R，igraph walktrap.community在完全连接的图的情况下拆分所有节点

Question

Using the walktrap.community approach for defining communities within my graph works great - of all the algorithms I tested it performs the best. The caveat is that in the case of a fully connected graph with no self linkages (every node connects to each other node, but not itself) each node is assigned its own community.

I am not experienced in network analysis but this seems like an interesting case and its certainly not desired behavior. How can I avoid this splitting in my actual data?

library(igraph)
match.mat = matrix(T, nrow=8, ncol=8)

diag(match.mat)[1:8] = T
topology = which(match.mat, arr.ind=T)
g = graph.data.frame(topology, directed=F)
cm = walktrap.community(g)
membership(cm)

# 2 3 4 5 6 7 8 1 
# 1 1 1 1 1 1 1 1 

plot(cm, g)

diag(match.mat)[1:8] = F
topology = which(match.mat, arr.ind=T)
g = graph.data.frame(topology, directed=F)
cm = walktrap.community(g)
membership(cm)

#2 3 4 5 6 7 8 1 
#1 2 3 4 5 6 7 8 

plot(cm, g)

Conceptually I'm not sure how the lack of self linkages would lead to every node being split - maybe possible communities are all tied and therefore split?
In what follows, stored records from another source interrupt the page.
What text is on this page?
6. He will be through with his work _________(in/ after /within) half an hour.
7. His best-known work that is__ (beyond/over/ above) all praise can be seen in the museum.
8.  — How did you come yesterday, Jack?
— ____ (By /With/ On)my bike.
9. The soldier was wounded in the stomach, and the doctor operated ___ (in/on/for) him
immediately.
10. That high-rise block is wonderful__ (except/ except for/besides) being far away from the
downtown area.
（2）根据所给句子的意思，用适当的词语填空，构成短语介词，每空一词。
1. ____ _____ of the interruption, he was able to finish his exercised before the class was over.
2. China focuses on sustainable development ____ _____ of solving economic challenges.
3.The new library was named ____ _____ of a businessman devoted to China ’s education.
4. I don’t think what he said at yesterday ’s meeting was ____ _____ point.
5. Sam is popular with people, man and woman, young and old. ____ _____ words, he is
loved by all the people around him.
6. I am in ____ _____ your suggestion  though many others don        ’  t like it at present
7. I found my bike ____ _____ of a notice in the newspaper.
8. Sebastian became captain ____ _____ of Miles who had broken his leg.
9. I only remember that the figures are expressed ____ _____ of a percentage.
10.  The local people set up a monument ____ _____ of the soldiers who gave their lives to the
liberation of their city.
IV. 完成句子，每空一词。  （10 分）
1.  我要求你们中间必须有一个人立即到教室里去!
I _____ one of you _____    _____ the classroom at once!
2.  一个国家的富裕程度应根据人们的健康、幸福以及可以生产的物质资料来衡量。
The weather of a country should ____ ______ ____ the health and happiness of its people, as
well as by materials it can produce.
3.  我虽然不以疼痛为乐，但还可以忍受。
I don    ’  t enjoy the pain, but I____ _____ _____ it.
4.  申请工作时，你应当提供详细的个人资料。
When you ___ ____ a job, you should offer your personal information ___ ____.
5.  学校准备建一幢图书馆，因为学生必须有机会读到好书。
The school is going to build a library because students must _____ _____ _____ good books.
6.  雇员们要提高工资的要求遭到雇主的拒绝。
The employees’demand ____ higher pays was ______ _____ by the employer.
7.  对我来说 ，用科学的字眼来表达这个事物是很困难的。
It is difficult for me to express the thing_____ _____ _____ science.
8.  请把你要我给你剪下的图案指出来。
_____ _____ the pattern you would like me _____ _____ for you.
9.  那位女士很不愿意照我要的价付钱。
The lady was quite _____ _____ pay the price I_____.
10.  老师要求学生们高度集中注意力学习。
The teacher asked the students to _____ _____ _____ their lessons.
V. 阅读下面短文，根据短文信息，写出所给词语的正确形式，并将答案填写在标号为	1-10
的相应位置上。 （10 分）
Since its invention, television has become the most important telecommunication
But the case of all self linkages would seem equivalent in that regard.

Thanks!

http://www-rp.lip6.fr/~latapy/Publis/communities.pdf

Answer 1

If you have read the paper carefully, you will note that the Walktrap builds a node distance measure based on the random walk transition matrix. However, this transition matrix needs to be ergodic, therefore its underlying adjacency matrix needs to be connected and non-bipartite. Non-bipartiteness is achieved by adding self loops to the nodes. Therefore, you need to add self loops to each node in your graph. Maybe it will be a good idea for the future to include this correction in the igraph package, but as far as I know they are using the C implementation of Latapy and Pons and for this one the graph needs to have self loops. Hope this answers your question!